Highlights & Insights

  • First study of GNN stealing under strict query budgets: The problem is decomposed into two independent stages—encoder acquisition and head stealing—revealing a serious security threat that had been previously overlooked.
  • Effectiveness of randomly initialized encoders: In the inductive setting, a randomly initialized GCN encoder already produces high-quality feature representations, enabling an attacker to obtain the core of the surrogate model without any interaction with the victim.
  • Extreme resource efficiency: The attack requires only 100 queries and a single commodity CPU (AMD EPYC 7742), compared to Shen et al., which requires ~5,000 queries, a GPU, and victim embeddings—representing approximately a 15× improvement in query efficiency.
  • Effectiveness of K-means query selection: Compared to random selection and other active learning strategies (farthest-first, coreset herding, etc.), K-means consistently achieves the best results across all datasets.
  • Coverage of both inductive and transductive settings: This is the first GNN stealing method demonstrated to be effective under both paradigms.

Limitations & Future Work

  • Data distribution assumption: The attacker is assumed to possess unlabeled graph data \(\mathbf{G}_D\) drawn from the same distribution as the victim's training data, which may not fully hold in practice.
  • Node-level tasks only: The current work focuses solely on node classification and does not address other GNN tasks such as graph classification or link prediction.
  • Surrogate architecture selection: Although the method does not require architectural matching, using GCN as the surrogate for all victim architectures may be suboptimal.
  • Limited defense discussion: Only prediction-flipping defense is evaluated; more sophisticated mechanisms such as watermarking or differential privacy are not considered.
  • vs. Shen et al. / Podhajski et al.: Both methods require the victim to return embeddings (a weaker threat model) and assume unlimited queries. The proposed method surpasses them using only class labels and 100 queries.
  • vs. datafree: While data-free methods require no data, they demand a large number of queries (25,000 nodes); under a budget of 100 queries, their performance degrades severely (55.5% on Physics), whereas the proposed method achieves 91.2%.
  • vs. wu2021model: Limited to the transductive setting and assumes unlimited queries; the proposed method achieves better results under stricter constraints.

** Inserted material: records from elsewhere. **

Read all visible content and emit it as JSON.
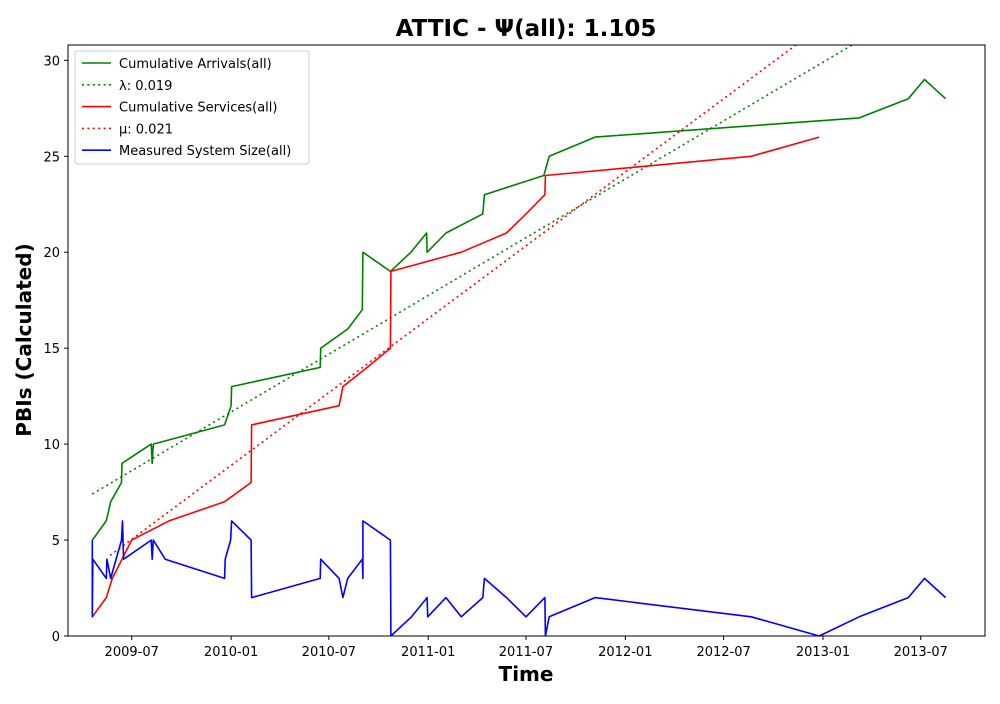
{
  "chart_data": {
    "type": "line",
    "title": "ATTIC -  Ψ(all): 1.105",
    "xlabel": "Time",
    "ylabel": "PBIs (Calculated)",
    "xlim": [
      "2009-03-05",
      "2013-10-28"
    ],
    "ylim": [
      0,
      30.8
    ],
    "yticks": [
      0,
      5,
      10,
      15,
      20,
      25,
      30
    ],
    "xticks": [
      {
        "date": "2009-07-01",
        "label": "2009-07"
      },
      {
        "date": "2010-01-01",
        "label": "2010-01"
      },
      {
        "date": "2010-07-01",
        "label": "2010-07"
      },
      {
        "date": "2011-01-01",
        "label": "2011-01"
      },
      {
        "date": "2011-07-01",
        "label": "2011-07"
      },
      {
        "date": "2012-01-01",
        "label": "2012-01"
      },
      {
        "date": "2012-07-01",
        "label": "2012-07"
      },
      {
        "date": "2013-01-01",
        "label": "2013-01"
      },
      {
        "date": "2013-07-01",
        "label": "2013-07"
      }
    ],
    "grid": false,
    "legend_position": "upper-left",
    "series": [
      {
        "name": "Cumulative Arrivals(all)",
        "color": "#008000",
        "style": "solid",
        "points": [
          [
            "2009-04-19",
            5
          ],
          [
            "2009-05-15",
            6
          ],
          [
            "2009-05-23",
            7
          ],
          [
            "2009-06-12",
            8
          ],
          [
            "2009-06-13",
            9
          ],
          [
            "2009-08-06",
            10
          ],
          [
            "2009-08-08",
            9
          ],
          [
            "2009-08-10",
            10
          ],
          [
            "2009-12-20",
            11
          ],
          [
            "2010-01-01",
            12
          ],
          [
            "2010-01-02",
            13
          ],
          [
            "2010-06-15",
            14
          ],
          [
            "2010-06-16",
            15
          ],
          [
            "2010-08-05",
            16
          ],
          [
            "2010-09-01",
            17
          ],
          [
            "2010-09-02",
            20
          ],
          [
            "2010-10-23",
            19
          ],
          [
            "2010-11-30",
            20
          ],
          [
            "2010-12-29",
            21
          ],
          [
            "2010-12-30",
            20
          ],
          [
            "2011-02-03",
            21
          ],
          [
            "2011-04-12",
            22
          ],
          [
            "2011-04-15",
            23
          ],
          [
            "2011-08-03",
            24
          ],
          [
            "2011-08-13",
            25
          ],
          [
            "2011-11-06",
            26
          ],
          [
            "2013-03-09",
            27
          ],
          [
            "2013-06-08",
            28
          ],
          [
            "2013-07-08",
            29
          ],
          [
            "2013-08-16",
            28
          ]
        ]
      },
      {
        "name": "λ: 0.019",
        "color": "#008000",
        "style": "dotted",
        "points": [
          [
            "2009-04-19",
            7.4
          ],
          [
            "2013-03-20",
            31.2
          ]
        ]
      },
      {
        "name": "Cumulative Services(all)",
        "color": "#ff0000",
        "style": "solid",
        "points": [
          [
            "2009-04-19",
            1
          ],
          [
            "2009-05-15",
            2
          ],
          [
            "2009-05-26",
            3
          ],
          [
            "2009-07-01",
            5
          ],
          [
            "2009-09-08",
            6
          ],
          [
            "2009-12-20",
            7
          ],
          [
            "2010-02-07",
            8
          ],
          [
            "2010-02-08",
            11
          ],
          [
            "2010-07-20",
            12
          ],
          [
            "2010-07-27",
            13
          ],
          [
            "2010-09-10",
            14
          ],
          [
            "2010-10-23",
            15
          ],
          [
            "2010-10-24",
            19
          ],
          [
            "2011-03-03",
            20
          ],
          [
            "2011-05-26",
            21
          ],
          [
            "2011-07-01",
            22
          ],
          [
            "2011-08-05",
            23
          ],
          [
            "2011-08-06",
            24
          ],
          [
            "2012-08-21",
            25
          ],
          [
            "2012-12-25",
            26
          ]
        ]
      },
      {
        "name": "μ: 0.021",
        "color": "#ff0000",
        "style": "dotted",
        "points": [
          [
            "2009-05-22",
            4.2
          ],
          [
            "2012-12-01",
            31.2
          ]
        ]
      },
      {
        "name": "Measured System Size(all)",
        "color": "#0000ff",
        "style": "solid",
        "points": [
          [
            "2009-04-19",
            5
          ],
          [
            "2009-04-19",
            1
          ],
          [
            "2009-04-20",
            4
          ],
          [
            "2009-05-15",
            3
          ],
          [
            "2009-05-16",
            4
          ],
          [
            "2009-05-23",
            3
          ],
          [
            "2009-06-12",
            5
          ],
          [
            "2009-06-14",
            6
          ],
          [
            "2009-06-16",
            4
          ],
          [
            "2009-08-06",
            5
          ],
          [
            "2009-08-08",
            4
          ],
          [
            "2009-08-10",
            5
          ],
          [
            "2009-09-01",
            4
          ],
          [
            "2009-12-20",
            3
          ],
          [
            "2009-12-21",
            4
          ],
          [
            "2009-12-31",
            5
          ],
          [
            "2010-01-02",
            6
          ],
          [
            "2010-02-07",
            5
          ],
          [
            "2010-02-08",
            2
          ],
          [
            "2010-06-15",
            3
          ],
          [
            "2010-06-16",
            4
          ],
          [
            "2010-07-20",
            3
          ],
          [
            "2010-07-27",
            2
          ],
          [
            "2010-08-05",
            3
          ],
          [
            "2010-09-01",
            4
          ],
          [
            "2010-09-02",
            3
          ],
          [
            "2010-09-02",
            6
          ],
          [
            "2010-10-23",
            5
          ],
          [
            "2010-10-24",
            0
          ],
          [
            "2010-12-01",
            1
          ],
          [
            "2010-12-30",
            2
          ],
          [
            "2010-12-31",
            1
          ],
          [
            "2011-02-03",
            2
          ],
          [
            "2011-03-03",
            1
          ],
          [
            "2011-04-12",
            2
          ],
          [
            "2011-04-15",
            3
          ],
          [
            "2011-05-26",
            2
          ],
          [
            "2011-07-01",
            1
          ],
          [
            "2011-08-05",
            2
          ],
          [
            "2011-08-06",
            0
          ],
          [
            "2011-08-13",
            1
          ],
          [
            "2011-11-06",
            2
          ],
          [
            "2012-08-21",
            1
          ],
          [
            "2012-12-25",
            0
          ],
          [
            "2013-03-09",
            1
          ],
          [
            "2013-06-08",
            2
          ],
          [
            "2013-07-08",
            3
          ],
          [
            "2013-08-16",
            2
          ]
        ]
      }
    ]
  }
}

The effectiveness of randomly initialized GNN encoders is related to the Weisfeiler-Lehman graph isomorphism test—the structure-awareness of GNNs derives partly from the architecture itself rather than from learned weights alone. The K-means query selection strategy aligns conceptually with diversity sampling in active learning, and further active learning strategies may be worth exploring. The security threats identified in this work have direct practical implications for the deployment of GNN-as-a-Service (GNNaaS) systems.

Rating

  • Novelty: ⭐⭐⭐⭐ — First to study GNN stealing under strict query budgets; the insight of decoupling encoder acquisition from head stealing is valuable.
  • Experimental Thoroughness: ⭐⭐⭐⭐⭐ — 8 datasets, two settings, multiple victim/surrogate architectures, defense evaluation, and McNemar's test.
  • Writing Quality: ⭐⭐⭐⭐ — Motivation is clear, the method is presented progressively, and Table 1 provides an at-a-glance comparison of methods.
  • Value: ⭐⭐⭐⭐ — Concretely exposes security vulnerabilities in GNNs and serves as a meaningful warning for the secure deployment of GNN-based services.